With your topic about racism. I will be the first to admit that I struggled with racism in my life. Not so much with my upbringing, but my service in Iraq really changed me. As a matter of fact, I found myself really going off the rails. Here’s where things changed for me. In December 2015, I came to accept Jesus as my Lord and Savior. From there, He broke the chains of hatred and gave me a heart of love. Ephesians 4:32 “Be kind to one another, tenderhearted, forgiving one another, as God in Christ forgave you.” Rather than showing hate, Paul is telling the people of Ephesus to be kind of love each other. Galatians 3:28 “There is neither Jew nor Greek, there is neither slave nor free, there is no male and female, for you are all one in Christ Jesus.” Romans 10:12-13 “For there is no distinction between Jew and Greek; for the same Lord is Lord of all, bestowing his riches on all who call on him. 13 For “everyone who calls on the name of the Lord will be saved.” I can give you a LIST of bible versus that says how we, as Christians are to be. I’m not referring to the Westboro Baptist Church who’s doctrine is way off from the bible.
In the spirit of Christmas, I like to refer to the song “O Holy Night.” There’s a line that I would like to share: ‘Chains shall He break for the slave is our brother, And in His name all oppression shall cease.’ This is what Jesus came to do. He came to break us of our chains of hatred. He came to free the world. For someone who is the Son of God, He came in a very humble way. Other than Jesus, can you imagine anybody you know wanting to be born in a manger? I know I don’t.

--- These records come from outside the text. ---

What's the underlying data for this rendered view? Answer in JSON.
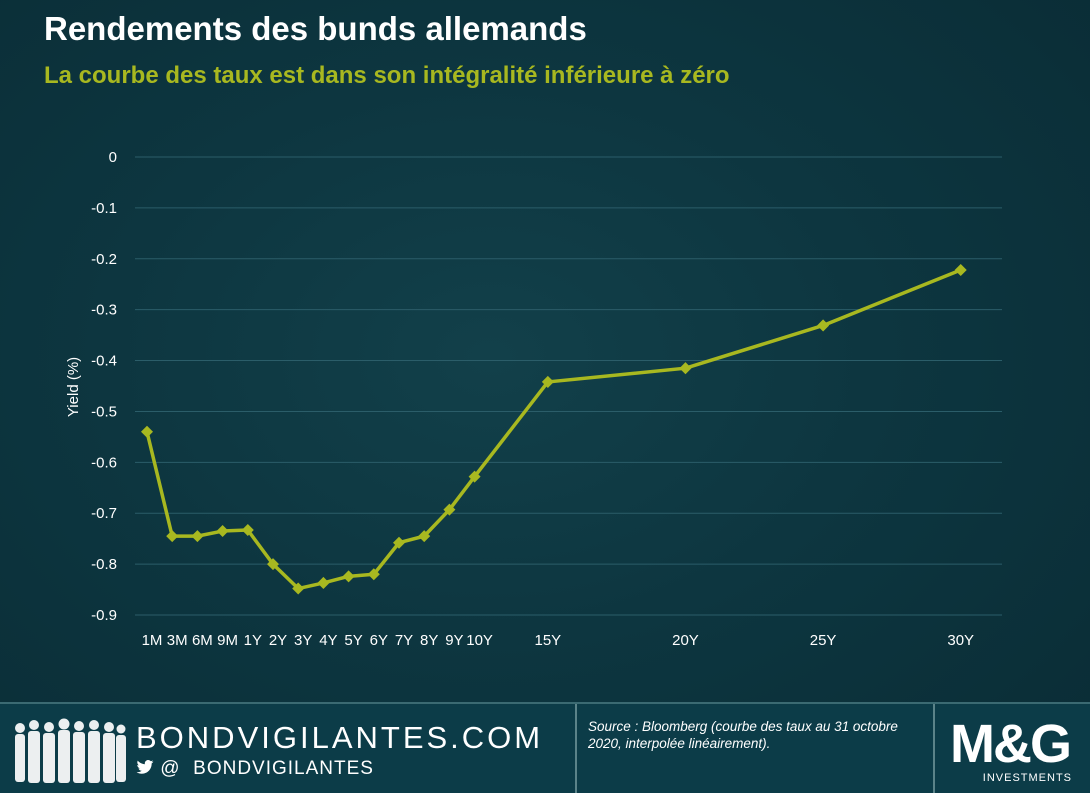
{
  "header": {
    "title": "Rendements des bunds allemands",
    "subtitle": "La courbe des taux est dans son intégralité inférieure à zéro"
  },
  "chart_data": {
    "type": "line",
    "title": "Rendements des bunds allemands",
    "subtitle": "La courbe des taux est dans son intégralité inférieure à zéro",
    "xlabel": "",
    "ylabel": "Yield (%)",
    "ylim": [
      -0.9,
      0
    ],
    "yticks": [
      "0",
      "-0.1",
      "-0.2",
      "-0.3",
      "-0.4",
      "-0.5",
      "-0.6",
      "-0.7",
      "-0.8",
      "-0.9"
    ],
    "grid": true,
    "x_years": [
      0.0833,
      0.25,
      0.5,
      0.75,
      1,
      2,
      3,
      4,
      5,
      6,
      7,
      8,
      9,
      10,
      15,
      20,
      25,
      30
    ],
    "categories": [
      "1M",
      "3M",
      "6M",
      "9M",
      "1Y",
      "2Y",
      "3Y",
      "4Y",
      "5Y",
      "6Y",
      "7Y",
      "8Y",
      "9Y",
      "10Y",
      "15Y",
      "20Y",
      "25Y",
      "30Y"
    ],
    "series": [
      {
        "name": "",
        "color": "#a8b820",
        "values": [
          -0.54,
          -0.745,
          -0.745,
          -0.735,
          -0.733,
          -0.8,
          -0.848,
          -0.837,
          -0.824,
          -0.82,
          -0.758,
          -0.745,
          -0.693,
          -0.628,
          -0.442,
          -0.415,
          -0.331,
          -0.222
        ]
      }
    ]
  },
  "footer": {
    "brand": "BONDVIGILANTES.COM",
    "social_icons": [
      "twitter-icon",
      "at-icon"
    ],
    "at_symbol": "@",
    "handle": "BONDVIGILANTES",
    "source": "Source : Bloomberg (courbe des taux au 31 octobre 2020, interpolée linéairement).",
    "logo_text": "M&G",
    "logo_sub": "INVESTMENTS"
  },
  "colors": {
    "accent": "#a8b820",
    "background": "#0d3640",
    "grid": "#2b5d69"
  }
}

The point is, rather than combatting racism being anti-racist, I have a solution that is so much better. Romans 10:9-10 says “Because, if you confess with your mouth that Jesus is Lord and believe in your heart that God raised him from the dead, you will be saved. For with the heart one believes and is justified, and with the mouth one confesses and is saved.” Jesus is the ultimate answer to everything. Merry Christmas from my family to yours.